La Commission européenne hiérarchisera les priorités afin de déterminer l’ordre dans lequel les produits seront régulés au cours des prochaines années. Plusieurs critères sont prévus (art. 15) : la contribution potentielle aux objectifs climatiques, énergétiques et environnementaux de l’Union ; le « potentiel de circularité » des produits ; le volume commercial ou encore l’impact environnemental, la consommation énergétique et la génération de déchets au cours de la chaîne de valeur.
Et elle devra ensuite, pour chaque groupe de produit identifié, définir les normes de durabilité et de circularité à respecter, listées dans la SPI.
Les grands principes d’écoconception
Durabilité et fiabilité, réemployabilité, réparabilité, facilité de remise à neuf, de reconditionnement et de recyclage, présence de substances préoccupantes, consommation d’énergie, utilisation de matière recyclée, empreintes carbone et environnementale… Tels sont les critères d’écoconception que la Commission envisage d’appliquer.
Mais ils ne seront pas tous de facto mis en œuvre pour chaque bien. Tout dépendra de l’analyse conduite sur le cycle de vie complet des produits.
À ces principes directeurs, la Commission ajoute des critères concernant la performance des produits et le niveau d’information accessible aux consommateurs et opérateurs économiques.
Des critères de performance
Pour la performance, il pourra s’agir d’exigences minimales ou maximales, comme la quantité de matière recyclée à incorporer dans un produit ou la limite de consommation énergétique. La Commission évoque aussi la possibilité d’interdire des technologies qui entraveraient la réparation des biens.
S’agissant des substances chimiques « préoccupantes », la Commission veut se donner plus de moyens pour restreindre leur usage. Le règlement Reach, pilier de la législation européenne sur les produits chimiques, continuera à jouer son rôle de limitation des substances.

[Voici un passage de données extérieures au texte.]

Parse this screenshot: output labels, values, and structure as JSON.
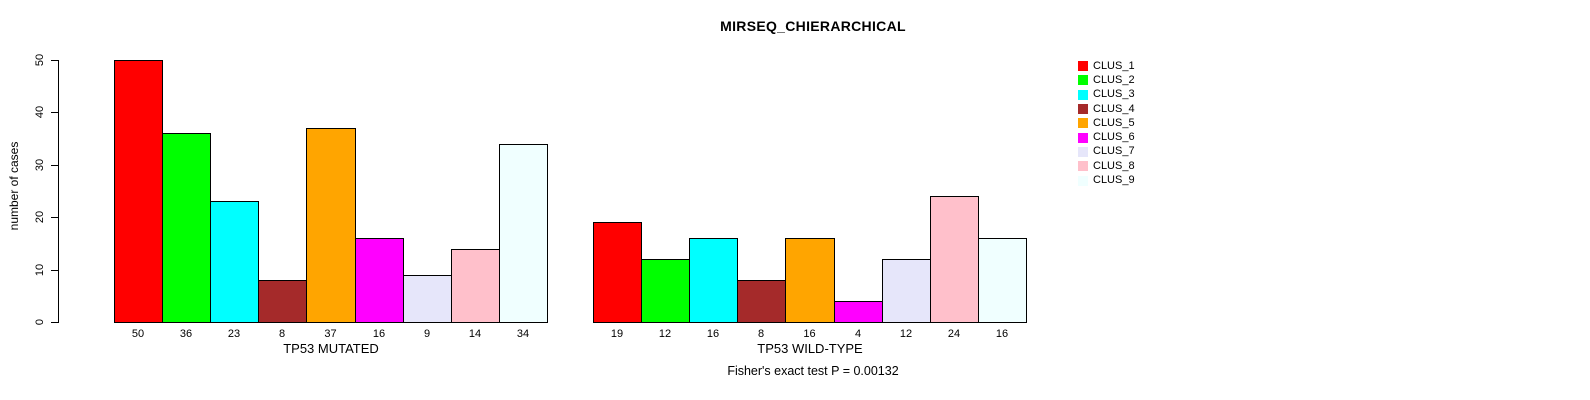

Mais « [il] ne permet toutefois pas d’aborder […] les impacts sur la durabilité qui ne sont pas liés à la sécurité chimique ». Pour remédier à cette faille, le nouveau règlement permettra « sous certaines conditions » de réduire les substances présentes dans les biens ou utilisées dans leur processus de fabrication lorsqu’elles ont « une incidence négative sur la durabilité du produit, pour des raisons autres que la sécurité chimique ».
Passeport numérique
Outre la performance, la Commission veut renforcer le niveau d’information à disposition des consommateurs et de tout opérateur économique impliqué dans le traitement, le démontage et le recyclage des objets lorsqu’ils sont en fin de vie.
Toutes ces informations seront condensées dans un « passeport numérique », que la Commission veut rendre obligatoire. Mais à nouveau, le type de renseignements à y afficher dépendra des produits.
L’exécutif envisage notamment une classification similaire à celle utilisée pour les produits électroménagers, avec un système de lettres permettant de les comparer.
Halte à la destruction d’invendus
Pour éviter toute destruction d’invendus, le règlement introduit une obligation de transparence pour les opérateurs économiques, tenus de communiquer sur le nombre de produits de consommation réduits en poussière chaque année.
À terme, la Commission n’exclut pas, selon les produits, d’interdire tout bonnement la destruction des marchandises qui ne trouvent pas preneur.